Recently, I attended a meeting of our local school board. They were getting together to discuss a projected budgetary shortfall and, as a new member of the school community, I am interested in learning more about how it all works. I introduced myself as a parent but didn’t indicate that I had a special needs child. Truthfully, it didn’t seem to me to be relevant; I was just a parent wanting what is best for her children. Although, as a special needs parent we aren’t allowed to think about “best.” By law, we are entitled to “appropriate” so the word “best” is far out of our reach. But, that wasn’t on my mind at all as I settled into my seat and made polite small talk with the woman next to me.
The budget conversation inevitably included discussion of special education. There was a moment when someone suggested that they used to keep a financial cushion because the boiler could explode. Now you had to maintain a cushion because you never know who could move into your district. This was followed by a comment from a school board member, “We have a $50,000 child we have never even met.” I guess she is referring to a child whose needs are so severe that they have an out-of-district placement. The district pays for the child to go to a school that can meet their needs since the district, for whatever reason, is unable to “appropriately” educate that child.
I didn’t say anything, my heart was beating too fast, my skin was too prickly and there were tears in my eyes and voice. What I would have liked to say is: “A $50,000 child you will never meet? This probably means that this child’s parents have never really met him or her either. They don’t know what their child’s favorite color is, or what they would like to be when they grow up. If a child’s needs are severe enough to be placed out of district, chances are that child will never be a grown up, but a child forever. I bet that child doesn’t speak, maybe isn’t mobile. These kids are unpredictable, don’t always sleep through the night, require a small army of specialists and doctors.”
As a special needs parent I often feel like we are taking more than our fair share. It is clear in the glares of airline passengers or even glances over magazines in doctors’ offices. I get it, my kid is ruining your peace and quiet. Special needs parents have to develop a thick skin. That’s been a little easier for us because Mae is totally unconcerned about whether or not someone wants to read quietly. If she wants to jump and sing at the top of her lungs, she will do so with abandon…It is her blessing and her curse.
Mae had a rough start to the week at school, prompting a staff member to say to Colin, “You are lucky she is cute.” Later, when he told me about it, we were laughing, “lucky she is cute? Or else what?”
When you have a special needs child, people say ridiculous things to you all time. My favorite is: “I don’t know how you do it.” As if there were some sort of roadside dropbox I wasn’t taking advantage of. She is my child. I don’t spend my days wishing I could find some reasonable alternative to being her mother.
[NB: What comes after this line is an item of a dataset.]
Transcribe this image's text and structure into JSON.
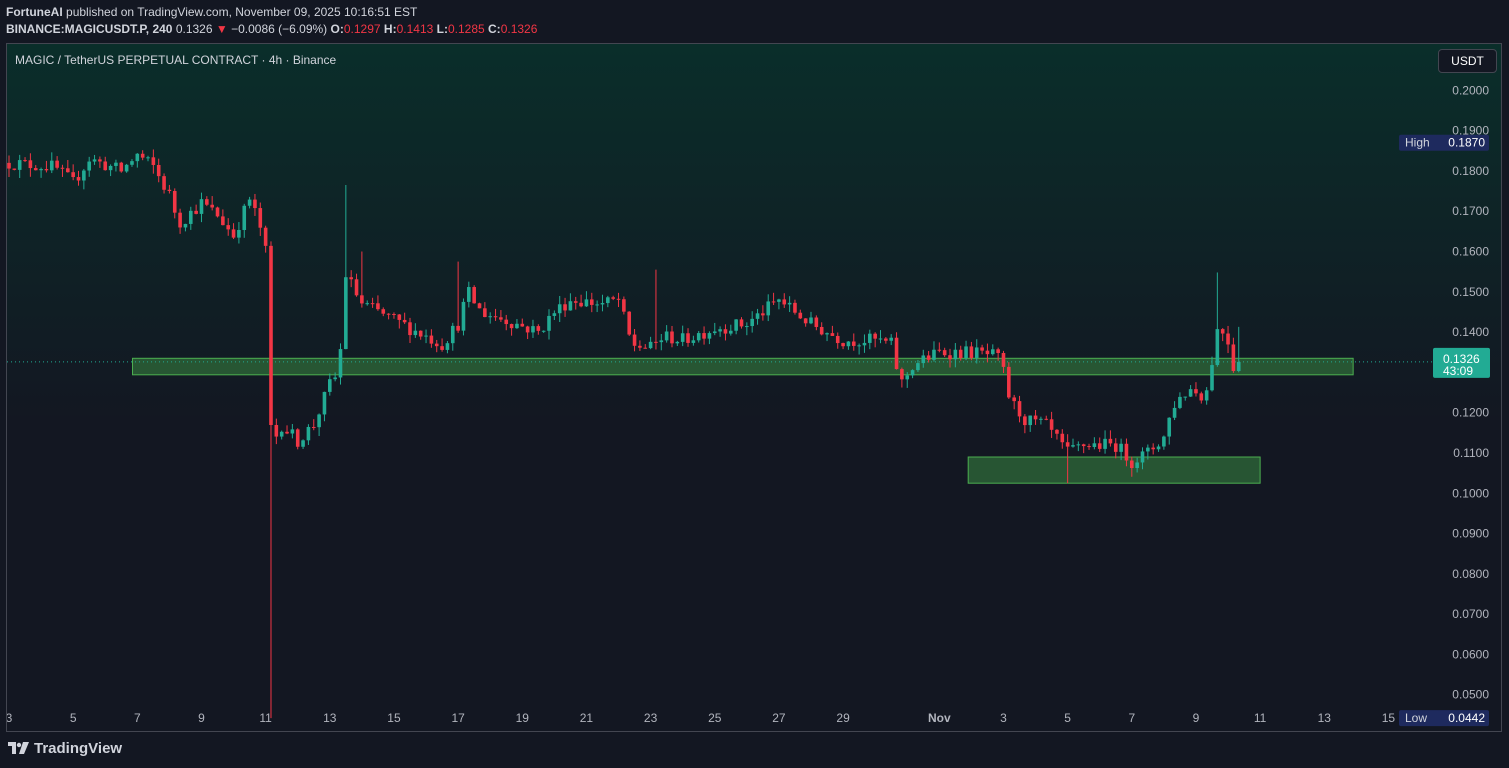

So, I have been reminded yet again this week how important it is to watch our words, and to remember that you have no idea what someone’s story is just by looking at them. I don’t believe that any of these people meant to do any harm with their words. I also know that whatever people may see when they look at my child is different than what I see. She may be a budget line item to some, or a cute nuisance to others. To me she is magic and fierce. She has an amazing belly laugh and can jump higher than anyone in our family. I don’t know what her favorite color is, but I know she hates jeans. Chances are she will never be an astronaut, an actress, a fairy princess or a veterinarian, but she is my child and she always will be. It is a lesson to tread lightly on ground we have never walked. You never know when you could unwittingly cause pain.